Quello che l’acqua nasconde, regia di Ivana Ferri, con Lorenzo Bartoli, Valentina Virando, Bruno Maria Ferraro, Lorenzo Paladini e Andrea Fazzari. Teatro Giacosa, Ivrea.
“Lo sai perché sono finito a Villa azzurra Susan? Sono finito in manicomio perché ho bevuto un bicchiere di vino. Quando avevo nove anni mia madre è morta, mio padre mi ha messo in un orfanotrofio, non riuscivo a relazionarmi, classificato come ragazzo difficile, non riuscivo a legare con nessuno per cui non potevo che essere pazzo. Una domenica dopo pranzo, mentre gli altri bambini facevano un sonnellino, mi venne una gran sete, la porta della cucina era aperta, sul tavolo quattro bicchieri di vino; li svuotai come avevo visto fare ai miei. Dopo una settimana ero a Villa Azzurra: asociale con qualità di etilismo ereditario”.
A raccontarlo è Edoardo Rubessi, il protagonista dello spettacolo Quello che l’acqua nasconde (tratto dall’omonimo romanzo di Alessandro Perissinotto) andato in scena giovedì 15 novembre sul palco del Teatro Giacosa. Dopo aver trascorso trentacinque anni negli Stati Uniti, l’affermato genetista decide di tornare a Torino con la moglie Susan sperando invano che il tempo trascorso all’estero sia stato di sufficiente aiuto a cancellare l’atroce passato lasciato alle spalle.
Villa Azzurra era il manicomio infantile di Grugliasco, un tempo diretto da Giorgio Coda -denominato l’elettricista per l’uso sadico di elettroshock-, affiancato dall’assistente Giovanni Balistreri, chiuso grazie all’approvazione della legge 180 e all’inchiesta condotta da L’Espresso nel 1970, documentata con la pubblicazione di foto scioccanti. Ottanta fotografie in bianco e nero testimonianze della violenza sprigionatasi tra quelle mura che si sfogava in servizietti sessuali estorti ai bambini, spesso incatenati a termosifoni, ai letti, malmenati, e quasi strozzati con lenzuoli per punizione. Di queste spicca quella di Maria, immortalata nella sua crocefissione, legata al letto, nuda ed esposta all’occhio della macchina fotografica, umiliata e svergognata fissa l’obiettivo con uno sguardo vuoto ed assente. Maria non sopravvivrà alle barbarie e morirà poco tempo dopo la sua liberazione. A soli quattordici anni.
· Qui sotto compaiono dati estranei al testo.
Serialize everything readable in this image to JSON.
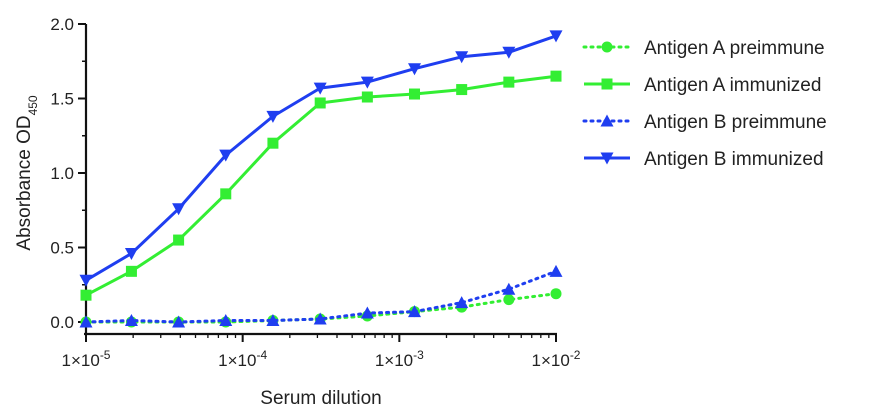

La rappresentazione, così come il romanzo, si presentano come denuncia, atti a rendere cosciente chi non ha potuto toccare con mano il punto finora più basso della storia dell’umanità, la violenza degli ospedali psichiatrici, dove persone con disturbi mentali, anziché essere seguite da personale specializzato, venivano affidate a bestie, a perpetratori; internate in veri e propri lager post seconda guerra mondiale. Additate dai ‘sani’ come ‘matti’ , rinchiusi in dette strutture talvolta dai famigliari stessi, e allontanati dalla comuni abitudini di vita quotidiana; comunità di persone realmente e legalmente ghettizzate su tutto il territorio italiano fino al 1978 con l’approvazione della legge Basaglia in materia di ‘accertamenti e trattamenti sanitari volontari e obbligatori’ che determinò la chiusura dei manicomi.
Una realtà contemporanea, i fatti risalgono a poco più di qualche decennio fa, eppure nonostante i dovuti progressi e i passi compiuti verso la civilizzazione, tuttora i malati psichiatrici ricevono trattamenti non rispettosi nei confronti delle proprie condizioni. E’ la storia dei prigionieri psichiatrici, spesso e ben volentieri rinchiusi in carceri comuni, abbandonati a se stessi, senza il necessario aiuto e le giuste cure fornite da personale medico con una formazione idonea alle spalle. Sebbene lo Stato italiano abbia finora apportato miglioramenti non indifferenti alla situazione, sarebbe bene proseguire sulla medesima strada e far luce su questo argomento tremendamente delicato, senza aver paura di definire i ‘matti’ uomini, e come tali finalmente riconoscerli, tenendo tuttavia conto delle malattie diagnosticate.
A quarant’anni dalla legge Basaglia sul suolo italiano si presentano tuttora deficit e recriminazioni nella gestione e organizzazione di questo ambito, inevitabilmente a scapito dei malati. Più opportuno sarebbe invece attuare un programma di inserimento nella società, al fine del raggiungimento di un’accettazione sociale, e non una politica di segregazione.